28 Mar 2017

House lending restrictions hit investors

6:12 am on 28 March 2017

Loans to investors fell to $1.15 billion in February - 35 percent down on a year earlier - following new house lending restrictions.

Auckland has decided to go with intensification and more medium density terrace housing and apartments.

Rules introduced last October required property investors to have a 40 percent deposit. Photo: 123rf.com

The rules, introduced by the Reserve Bank in October, required property investors to have a 40 percent deposit before they could borrow the rest from a bank.

"There's been a marked reduction in the number of people purchasing investments, be it in Auckland or in the regions," said Loan Market director Bruce Patten.

Total mortgage lending slowed to $4.4bn in February, from $5.2bn a year earlier, Reserve Bank figure show.

The drop in investor lending accounted for 80 percent of the difference.

Before the new rules, investors accounted for about 38 percent of lending. That fell to 26 percent last month.

In Auckland, their share fell from a recent peak of 48 percent to 38 percent.

The major Australian-owned retail banks are also cracking down. Interest-only loans, which investors favour, plunged 27 percent.
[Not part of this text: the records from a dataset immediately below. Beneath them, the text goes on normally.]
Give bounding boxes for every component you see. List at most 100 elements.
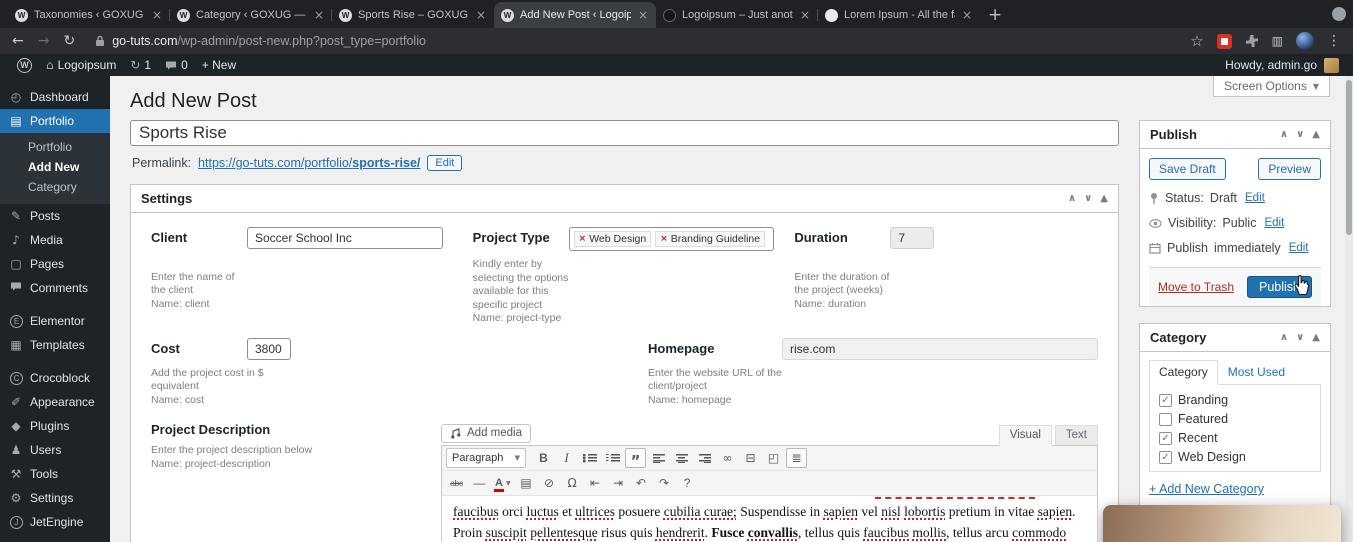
post-title-input[interactable] [130,120,1119,146]
bold-button[interactable]: B [533,448,554,468]
move-up-icon[interactable]: ∧ [1280,332,1288,343]
align-right-button[interactable] [694,448,715,468]
address-bar[interactable]: go-tuts.com/wp-admin/post-new.php?post_t… [95,34,426,48]
browser-tab[interactable]: W Taxonomies ‹ GOXUG — Word... × [8,2,170,28]
edit-schedule-link[interactable]: Edit [1289,242,1309,254]
sidebar-item-comments[interactable]: Comments [0,276,110,300]
admin-bar-account[interactable]: Howdy, admin.go [1225,57,1343,73]
strikethrough-button[interactable]: abc [446,473,467,493]
text-color-button[interactable]: A ▼ [492,473,514,493]
horizontal-rule-button[interactable]: — [469,473,490,493]
sidebar-item-plugins[interactable]: ◆ Plugins [0,414,110,438]
new-content-menu[interactable]: + New [195,54,243,76]
toggle-panel-icon[interactable]: ▲ [1312,129,1320,140]
close-icon[interactable]: × [151,8,163,22]
extension-badge-icon[interactable] [1216,33,1232,49]
sidebar-item-dashboard[interactable]: ◴ Dashboard [0,85,110,109]
add-new-category-link[interactable]: + Add New Category [1149,482,1264,496]
page-scrollbar[interactable] [1345,76,1353,542]
sidebar-item-crocoblock[interactable]: C Crocoblock [0,366,110,390]
help-button[interactable]: ? [677,473,698,493]
sidebar-item-templates[interactable]: ▦ Templates [0,333,110,357]
close-icon[interactable]: × [313,8,325,22]
sidebar-item-settings[interactable]: ⚙ Settings [0,486,110,510]
forward-button[interactable]: → [38,33,50,49]
sidebar-item-posts[interactable]: ✎ Posts [0,204,110,228]
move-to-trash-link[interactable]: Move to Trash [1158,280,1234,294]
preview-button[interactable]: Preview [1258,158,1321,180]
category-metabox-header[interactable]: Category ∧ ∨ ▲ [1140,324,1330,352]
extensions-puzzle-icon[interactable] [1245,34,1259,48]
toggle-panel-icon[interactable]: ▲ [1100,193,1108,204]
clear-formatting-button[interactable]: ⊘ [539,473,560,493]
picture-in-picture-overlay[interactable] [1103,505,1341,542]
close-icon[interactable]: × [961,8,973,22]
browser-profile-avatar[interactable] [1296,32,1314,50]
settings-metabox-header[interactable]: Settings ∧ ∨ ▲ [131,185,1118,213]
italic-button[interactable]: I [556,448,577,468]
sidebar-item-pages[interactable]: ▢ Pages [0,252,110,276]
toggle-panel-icon[interactable]: ▲ [1312,332,1320,343]
move-down-icon[interactable]: ∨ [1296,129,1304,140]
site-name-menu[interactable]: ⌂ Logoipsum [39,54,123,76]
project-type-input[interactable]: × Web Design × Branding Guideline [568,227,774,251]
updates-menu[interactable]: ↻ 1 [123,54,158,76]
checkbox[interactable]: ✓ [1159,393,1172,407]
scrollbar-thumb[interactable] [1346,80,1352,235]
new-tab-button[interactable]: + [988,5,1002,25]
save-draft-button[interactable]: Save Draft [1149,158,1226,180]
screen-options-button[interactable]: Screen Options ▼ [1213,76,1330,97]
move-up-icon[interactable]: ∧ [1280,129,1288,140]
move-up-icon[interactable]: ∧ [1068,193,1076,204]
align-left-button[interactable] [648,448,669,468]
browser-tab[interactable]: Lorem Ipsum - All the facts - L... × [818,2,980,28]
submenu-item-category[interactable]: Category [0,177,110,197]
permalink-link[interactable]: https://go-tuts.com/portfolio/sports-ris… [198,156,420,170]
distraction-free-button[interactable]: ◰ [763,448,784,468]
close-icon[interactable]: × [799,8,811,22]
reload-button[interactable]: ↻ [63,33,75,49]
reading-list-icon[interactable]: ▥ [1272,34,1283,48]
checkbox[interactable]: ✓ [1159,431,1172,445]
tab-most-used[interactable]: Most Used [1218,360,1295,385]
sidebar-item-jetengine[interactable]: J JetEngine [0,510,110,534]
category-term[interactable]: ✓ Recent [1159,431,1311,445]
tab-text[interactable]: Text [1054,425,1098,446]
checkbox[interactable]: ✓ [1159,412,1172,426]
close-icon[interactable]: × [637,8,649,22]
wp-logo-menu[interactable]: W [10,54,39,76]
close-icon[interactable]: × [475,8,487,22]
edit-permalink-button[interactable]: Edit [427,155,463,171]
homepage-input[interactable] [782,337,1098,360]
browser-profile-circle-icon[interactable] [1332,7,1346,21]
tab-visual[interactable]: Visual [998,425,1052,446]
publish-button[interactable]: Publish [1247,276,1312,298]
cost-input[interactable] [247,337,291,360]
move-down-icon[interactable]: ∨ [1296,332,1304,343]
blockquote-button[interactable]: ” [625,448,646,469]
add-media-button[interactable]: Add media [441,424,531,443]
tab-all-categories[interactable]: Category [1149,360,1218,385]
link-button[interactable]: ∞ [717,448,738,468]
browser-tab[interactable]: W Category ‹ GOXUG — WordPr... × [170,2,332,28]
toolbar-toggle-button[interactable]: ≣ [786,448,807,468]
undo-button[interactable]: ↶ [631,473,652,493]
paste-as-text-button[interactable]: ▤ [516,473,537,493]
indent-button[interactable]: ⇥ [608,473,629,493]
sidebar-item-portfolio[interactable]: ▤ Portfolio [0,109,110,133]
remove-tag-icon[interactable]: × [579,234,587,244]
outdent-button[interactable]: ⇤ [585,473,606,493]
bullet-list-button[interactable] [579,448,600,468]
bookmark-star-icon[interactable]: ☆ [1190,32,1203,50]
comments-menu[interactable]: 0 [158,54,195,76]
paragraph-format-select[interactable]: Paragraph ▼ [446,448,526,468]
browser-tab-active[interactable]: W Add New Post ‹ Logoipsum — × [494,2,656,28]
edit-visibility-link[interactable]: Edit [1264,217,1284,229]
remove-tag-icon[interactable]: × [660,234,668,244]
numbered-list-button[interactable] [602,448,623,468]
sidebar-item-media[interactable]: ♪ Media [0,228,110,252]
move-down-icon[interactable]: ∨ [1084,193,1092,204]
browser-tab[interactable]: W Sports Rise – GOXUG × [332,2,494,28]
duration-input[interactable] [890,227,935,249]
category-term[interactable]: ✓ Branding [1159,393,1311,407]
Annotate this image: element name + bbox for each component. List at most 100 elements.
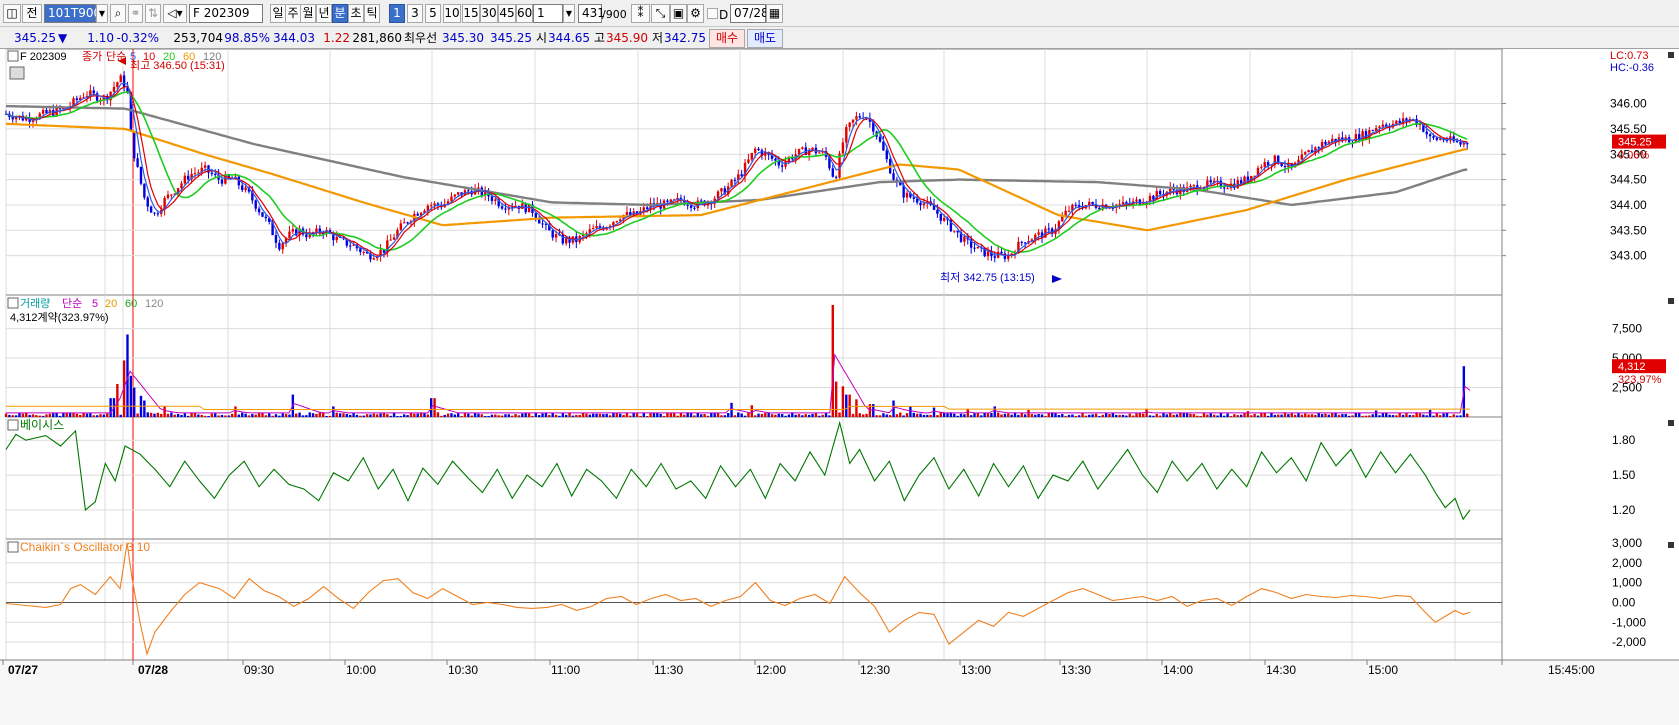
interval-button-10[interactable]: 10 (443, 4, 461, 23)
chart-area[interactable]: 07/27 07/28 09:30 10:00 10:30 11:00 11:30 12:00… (0, 49, 1679, 725)
interval-button-30[interactable]: 30 (480, 4, 498, 23)
crosshair-icon[interactable]: ⤡ (651, 4, 670, 23)
x-tick-5: 11:00 (551, 663, 580, 677)
price-ytick-1: 345.50 (1610, 122, 1647, 136)
volume-bar (797, 414, 801, 417)
interval-button-1[interactable]: 1 (389, 4, 405, 23)
volume-bar (480, 414, 484, 417)
chart-type-icon[interactable]: ◫ (3, 4, 21, 23)
candle-body (527, 204, 531, 213)
volume-bar (946, 413, 949, 417)
save-icon[interactable]: ▣ (670, 4, 687, 23)
volume-bar (1135, 413, 1138, 417)
volume-bar (1067, 414, 1071, 417)
candle-body (551, 230, 554, 238)
x-tick-7: 12:00 (756, 663, 786, 677)
volume-bar (575, 414, 578, 417)
volume-bar (497, 415, 500, 417)
sort-icon[interactable]: ⇅ (145, 4, 161, 23)
volume-bar (1391, 415, 1395, 417)
lc-label: LC:0.73 (1610, 50, 1649, 62)
volume-bar (490, 414, 494, 417)
volume-bar (342, 413, 345, 417)
period-tab-3[interactable]: 년 (316, 4, 332, 23)
interval-button-15[interactable]: 15 (462, 4, 480, 23)
candle-body (845, 127, 848, 143)
speaker-icon[interactable]: ◁▾ (163, 4, 187, 23)
volume-bar (895, 414, 899, 417)
volume-bar (1034, 414, 1037, 417)
basis-title: 베이시스 (20, 418, 64, 432)
volume-bar (85, 413, 89, 417)
volume-bar (507, 414, 511, 417)
date-checkbox[interactable] (707, 8, 718, 19)
indicator-icon[interactable]: ⁑ (631, 4, 650, 23)
volume-bar (780, 414, 784, 417)
candle-body (1381, 124, 1385, 127)
period-tab-6[interactable]: 틱 (364, 4, 380, 23)
buy-button[interactable]: 매수 (709, 29, 745, 48)
price-legend-6: 120 (203, 51, 221, 63)
pane-close-icon-3 (1668, 542, 1674, 548)
candle-body (585, 233, 588, 235)
volume-bar (1128, 413, 1131, 417)
count-input[interactable]: 431 (578, 4, 605, 23)
volume-bar (713, 413, 716, 417)
chaikin-ytick-3: 0.00 (1612, 595, 1636, 609)
volume-bar (1233, 414, 1236, 417)
candle-body (841, 142, 845, 154)
volume-bar (1094, 413, 1098, 417)
search-icon[interactable]: ⌕ (110, 4, 126, 23)
period-tab-2[interactable]: 월 (300, 4, 316, 23)
candle-body (976, 246, 980, 249)
prev-button[interactable]: 전 (22, 4, 42, 23)
volume-bar (1148, 415, 1152, 417)
calendar-icon[interactable]: ▦ (766, 4, 783, 23)
period-tab-0[interactable]: 일 (270, 4, 286, 23)
interval-input[interactable]: 1 (533, 4, 563, 23)
x-tick-4: 10:30 (448, 663, 478, 677)
candle-body (1074, 204, 1077, 206)
volume-bar (1115, 414, 1118, 417)
interval-button-5[interactable]: 5 (425, 4, 441, 23)
volume-bar (494, 414, 497, 417)
volume-bar (1155, 413, 1158, 417)
open-price: 344.65 (548, 31, 590, 45)
sell-button[interactable]: 매도 (747, 29, 783, 48)
candle-body (180, 183, 183, 189)
name-field[interactable]: F 202309 (189, 4, 263, 23)
volume-bar (1256, 415, 1260, 417)
volume-bar (804, 414, 807, 417)
volume-bar (899, 412, 902, 417)
volume-bar (629, 415, 632, 417)
interval-button-60[interactable]: 60 (516, 4, 533, 23)
volume-bar (180, 414, 183, 417)
volume-bar (1088, 414, 1091, 417)
period-tab-4[interactable]: 분 (332, 4, 348, 23)
interval-button-45[interactable]: 45 (498, 4, 516, 23)
volume-bar (477, 413, 480, 417)
date-input[interactable]: 07/28 (730, 4, 769, 23)
period-tab-5[interactable]: 초 (348, 4, 364, 23)
candle-body (720, 188, 723, 192)
candle-body (855, 116, 858, 120)
code-input[interactable]: 101T9000 (44, 4, 109, 23)
volume-bar (983, 412, 986, 417)
interval-button-3[interactable]: 3 (407, 4, 423, 23)
interval-dropdown-icon[interactable]: ▼ (563, 4, 575, 23)
volume-bar (767, 413, 770, 417)
volume-bar (173, 414, 176, 417)
volume-bar (1304, 413, 1307, 417)
link-icon[interactable]: ⚭ (128, 4, 143, 23)
candle-body (359, 248, 362, 252)
dropdown-icon[interactable]: ▼ (96, 4, 108, 23)
pane-frame-2 (5, 416, 1503, 540)
candle-body (335, 236, 338, 241)
volume-bar (1327, 414, 1331, 417)
volume-bar (1314, 414, 1317, 417)
pane-close-icon-2 (1668, 420, 1674, 426)
settings-icon[interactable]: ⚙ (687, 4, 704, 23)
candle-body (416, 213, 419, 216)
candle-body (625, 211, 629, 215)
period-tab-1[interactable]: 주 (285, 4, 301, 23)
Massey University associate professor of finance and economics David Tripe said the New Zealand banks were taking their cue from Australia's regulator, which supervised their parent companies.

The banks were concerned interest-only loans increased risk, he said.

"If people are paying on an interest-only basis there is none of the principal reduction going on which tends to lead to a reduction in risk that the banks face over time"

First home buyers are still finding it tough as house prices continue to rise, albeit at a slower pace.

Mr Patten said more parents than ever were acting as guarantors on children's loans.

The silver lining was that fewer investors meant first time buyers had a better chance to snap up a place of their own.

"Since the end of 2016 there might have been five or six bidders on any given property, and that was made up of a big chunk of investors. Now we're probably seeing only one or two and in some cases none."

Previous restrictions have had a limited shelf life before people found a way around them and their effectiveness usually diminished within a year.

The chief forecaster at Infometrics, Gareth Kiernan, said the nationwide hurdle on investors, and some acceptance that the days of runaway house prices may be over, could keep a lid on the market for longer this time round.

"Certainly looking at Auckland, [there is] some expectation that the market will remain more steady than it has in the last couple of years and possibly not seeing the same sort of rebound or pick up again once the effects of the LVR wane as it has in past times."

The Reserve Bank will hope so, though in public it remains sceptical.

Last week, governor Graeme Wheeler cast some doubt the housing market would cool much further.

Conditions in Auckland do not inspire confidence either.

Demand continues to outstrip supply, while the building response has stumbled due to funding constraints for property developers, and escalating costs for workers and materials have delayed projects.